I wolfed down my lunch as I listened to Kunikida and Taniguchi make their excuses (“Yeah, man, there just weren’t any decent chicks at the festival. It’s this school’s crappy location, I’m telling you—it needs to be on flat ground.”), then shoved my lunch box into my school bag and vacated my seat.
For no particular reason, I just felt like taking a walk to digest.
After wandering around for a while, my feet brought me to the courtyard in the middle of the school. I veered off the path that would take me to the clubroom building and walked the patchy, balding lawn in the center. And there, who should I happen across but Haruhi, lying there on the grass.
“Yo,” I said. “What’s up? You’ve been wearing that expression since the last recess.”
“What of it?”
Haruhi had replied quickly, staring at the clouds as though she were talking to the sky. I did likewise—that is, I looked up at the sky, saying nothing.

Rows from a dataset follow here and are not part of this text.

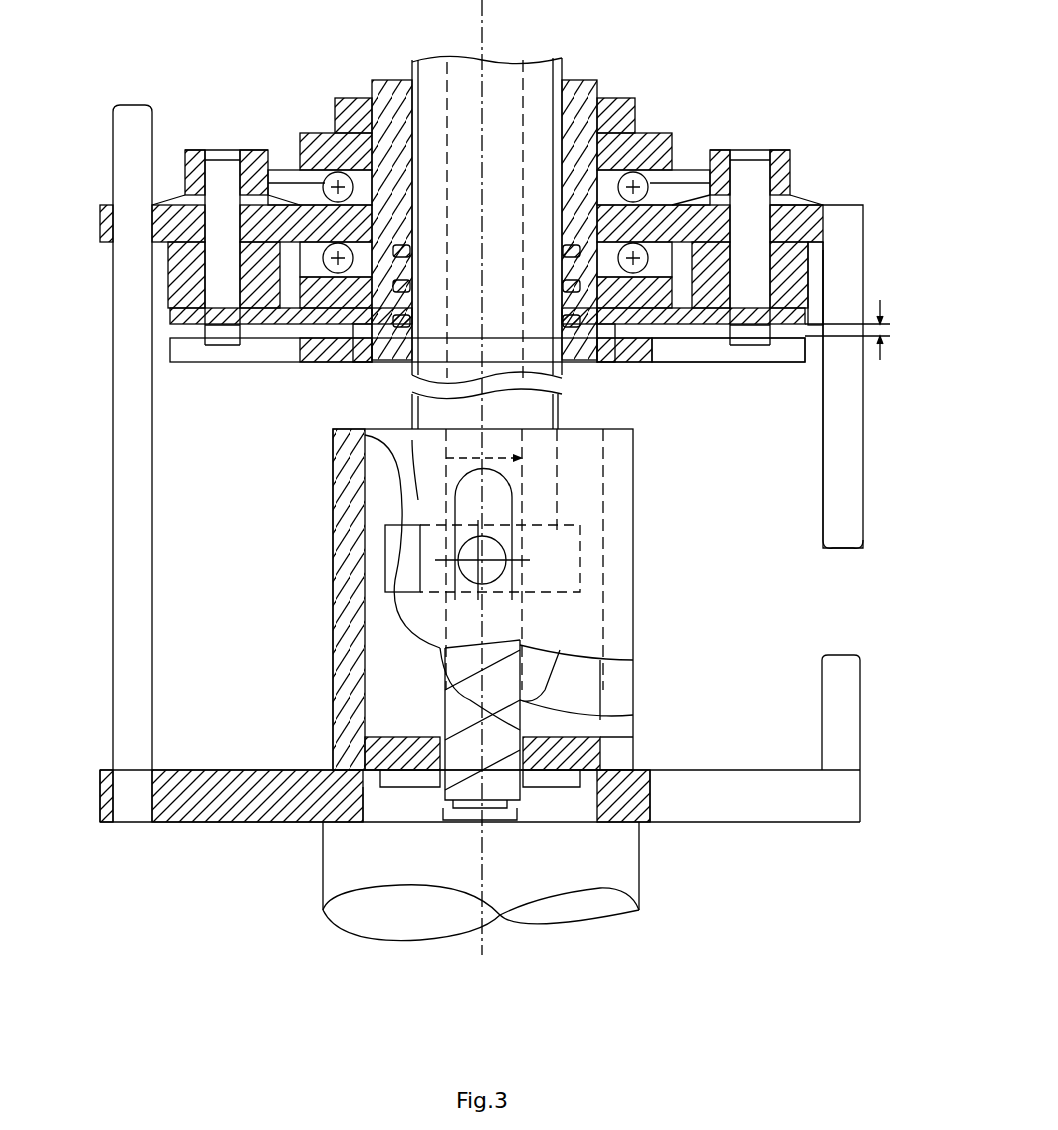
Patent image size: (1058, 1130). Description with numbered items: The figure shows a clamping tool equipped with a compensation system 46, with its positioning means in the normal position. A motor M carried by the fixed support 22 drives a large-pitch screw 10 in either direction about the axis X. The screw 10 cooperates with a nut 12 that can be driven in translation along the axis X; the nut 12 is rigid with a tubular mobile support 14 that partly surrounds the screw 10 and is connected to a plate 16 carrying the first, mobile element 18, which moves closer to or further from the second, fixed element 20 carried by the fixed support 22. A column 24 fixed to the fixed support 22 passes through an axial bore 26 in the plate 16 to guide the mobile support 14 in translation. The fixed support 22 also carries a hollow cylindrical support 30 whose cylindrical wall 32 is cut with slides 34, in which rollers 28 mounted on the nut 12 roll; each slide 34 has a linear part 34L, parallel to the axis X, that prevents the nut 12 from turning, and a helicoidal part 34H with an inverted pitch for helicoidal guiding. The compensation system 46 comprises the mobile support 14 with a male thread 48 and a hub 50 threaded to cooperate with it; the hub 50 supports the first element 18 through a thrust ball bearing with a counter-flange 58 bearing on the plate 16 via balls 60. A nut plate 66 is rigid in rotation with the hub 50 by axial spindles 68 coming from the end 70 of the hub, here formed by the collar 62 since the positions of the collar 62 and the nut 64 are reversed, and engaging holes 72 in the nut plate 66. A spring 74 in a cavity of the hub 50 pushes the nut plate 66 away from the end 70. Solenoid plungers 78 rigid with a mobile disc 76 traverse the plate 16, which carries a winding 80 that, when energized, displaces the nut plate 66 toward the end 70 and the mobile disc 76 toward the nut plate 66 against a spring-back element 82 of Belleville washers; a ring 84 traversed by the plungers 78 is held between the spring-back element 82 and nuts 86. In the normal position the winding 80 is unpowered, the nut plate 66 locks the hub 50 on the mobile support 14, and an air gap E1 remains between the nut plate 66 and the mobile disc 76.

The screw 10 is at (438, 692).
The nut 12 is at (385, 548).
The mobile support 14 is at (535, 58).
The plate 16 is at (845, 205).
The first element 18 is at (840, 548).
The second element 20 is at (835, 655).
The fixed support 22 is at (758, 822).
The column 24 is at (155, 442).
The axial bore 26 is at (104, 222).
The rollers 28 is at (500, 575).
The hollow cylindrical support 30 is at (330, 738).
The cylindrical wall 32 is at (343, 640).
The slides 34 is at (518, 680).
The helicoidal part 34H is at (525, 655).
The linear part 34L is at (505, 490).
The compensation system 46 is at (645, 115).
The male thread 48 is at (385, 80).
The hub 50 is at (580, 80).
The counter-flange 58 is at (300, 312).
The balls 60 is at (300, 205).
The collar 62 is at (318, 325).
The nut 64 is at (318, 112).
The nut plate 66 is at (803, 362).
The axial spindles 68 is at (362, 325).
The end of the hub 70 is at (660, 324).
The holes 72 is at (368, 362).
The spring 74 is at (412, 290).
The mobile disc 76 is at (715, 362).
The solenoid plungers 78 is at (215, 290).
The winding 80 is at (823, 290).
The spring-back element 82 is at (805, 205).
The ring 84 is at (680, 180).
The nuts 86 is at (775, 150).
The air gap E1 is at (860, 330).
The motor M is at (645, 895).
The axis X is at (479, 495).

I wonder how long we stayed that way, quiet. It didn’t feel like more than three minutes, but I don’t have a lot of confidence in my internal clock.
It was Haruhi who finally broke the pointless silence contest. Her tone was somehow stiff, reluctant.
“I just can’t seem to calm down. I wonder why.”
Her tone seemed genuinely puzzled. I felt a sardonic smile coming on.
“How should I know?” I said. Here’s what I really wanted to say to her:
It’s because you’re not used to people thanking you. You’re always doing things that no normal person would look you in the eye and say “thank you” for. You were probably secretly wondering if you were butting in when you offered to help them out. If it’d been you, you would’ve dragged yourself onstage even if your vocal cords were blown out or both your arms broken. The people around you telling you to stop would only have given you more energy, and you’d never have thought to turn to anybody else for help.
So how does it feel to have helped out those girls? Their songs are hits thanks to you arguing with the festival committee people. When they thanked you, they really meant it. It was almost the best thing you could’ve done. So how does it feel, Haruhi? Has this awakened you to the possibilities of good deeds? How about swearing to work only for the good of the world and humanity henceforth?